E infatti c’era il Capo della Polizia, Franco Gabrielli, al Raduno Nazionale dell’Fsp Polizia di Stato – Federazione Sindacale di Polizia, che si è tenuto ieri sera a Venezia, presso “Al Mattone” di Maerne di Martellago. C’era e non si è sottratto a un’ampia analisi in tema di sicurezza, che ha toccato i temi di più stringente attualità, a partire dal Decreto Sicurezza. “Il decreto – ha detto Gabrielli – presenta diversi strumenti che noi abbiamo chiesto al ministro di introdurre; su altre questioni che attirano l’attenzione dell’opinione pubblica andremo a verificare. Si fanno numeri si traggono delle considerazioni, ma io credo sia necessario aspettare gli esiti per capire quante persone beneficeranno o meno delle misure. Ci sono alcune cose che noi abbiamo chiesto e che sono state inserite, e ritengo che avranno una buona efficacia, penso soprattutto alle misure sul versante del contrasto alla criminalità  di stampo mafioso, a una maggiore incisività anche da un punto di vista preventivo. Quanto agli aspetti che suscitano maggiore reazione anche nell’opinione pubblica sui temi dell’immigrazione, lo verificheremo nei fatti. A me non piace mai fare considerazioni prognostiche, su quelle saranno i fatti a consentirci di dare un definitivo giudizio a proposito della loro positività”.

E sul tema della legittima difesa Gabrielli è stato chiaro: “Io sono il comandante di uomini e donne a cui lo Stato ha attribuito l’esercizio legittimo della forza, e come tale parto dal presupposto che sono i poliziotti, i carabinieri, i finanzieri a dover difendere le persone. Discutere che il cittadino nella propria casa possa difendersi più o meno legittimamente è un dibattito politico.

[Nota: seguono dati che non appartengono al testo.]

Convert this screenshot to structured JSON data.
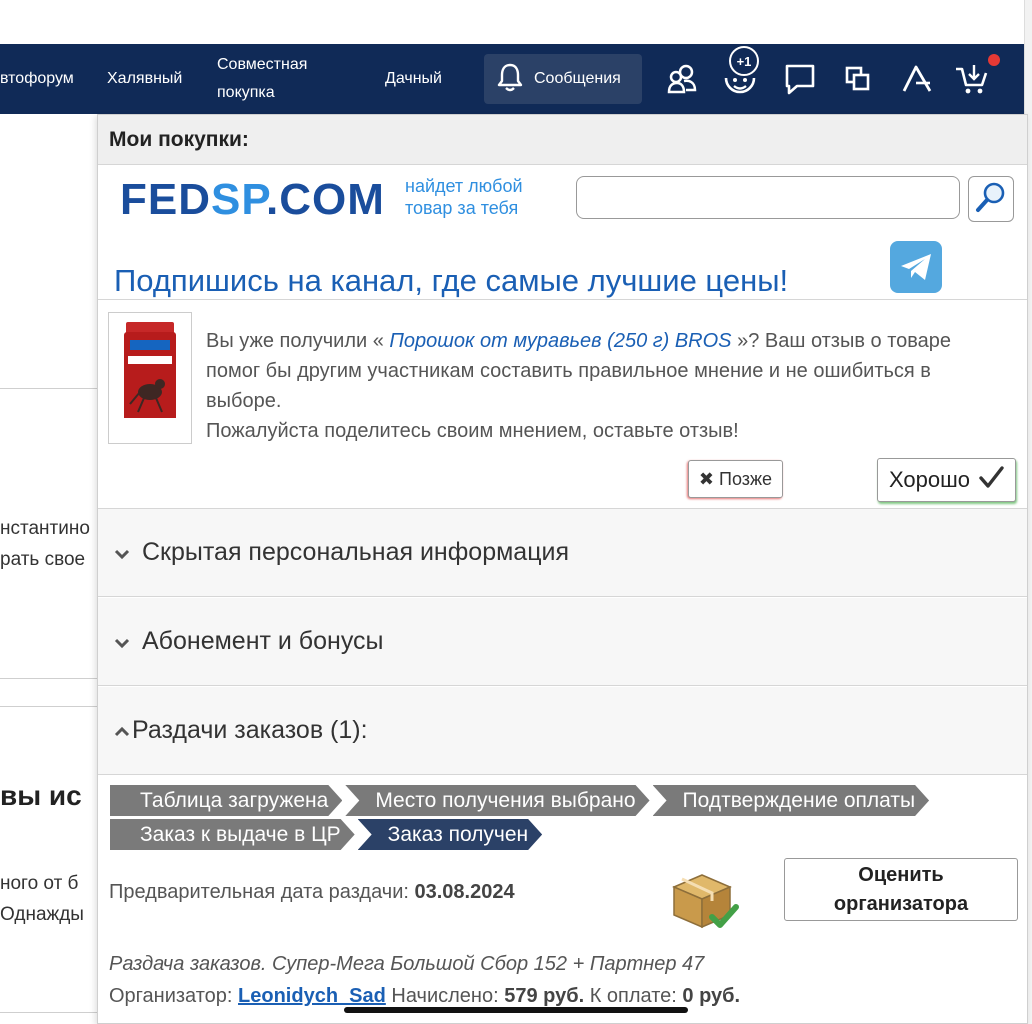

Io parto dal presupposto che il cittadino deve pretendere che le Forze dell’ordine lo difendano, e non che in qualche modo si faccia giustizia da solo. Poi ci sono alcuni aspetti che, invece, io credo essere importanti, cioè che il cittadino che è vittima di un’aggressione non debba essere lasciato solo, non debba essere in qualche modo lasciato anche a meccanismi giudiziari che a volte lo colpevolizzano ulteriormente, su questo sono molto in sintonia su quelli che possono essere strumenti che difendono ancor di più il cittadino vittima di aggressione, ma sull’uso della forza credo che i poliziotti, carabinieri e finanzieri debbano esserne i veri titolari”.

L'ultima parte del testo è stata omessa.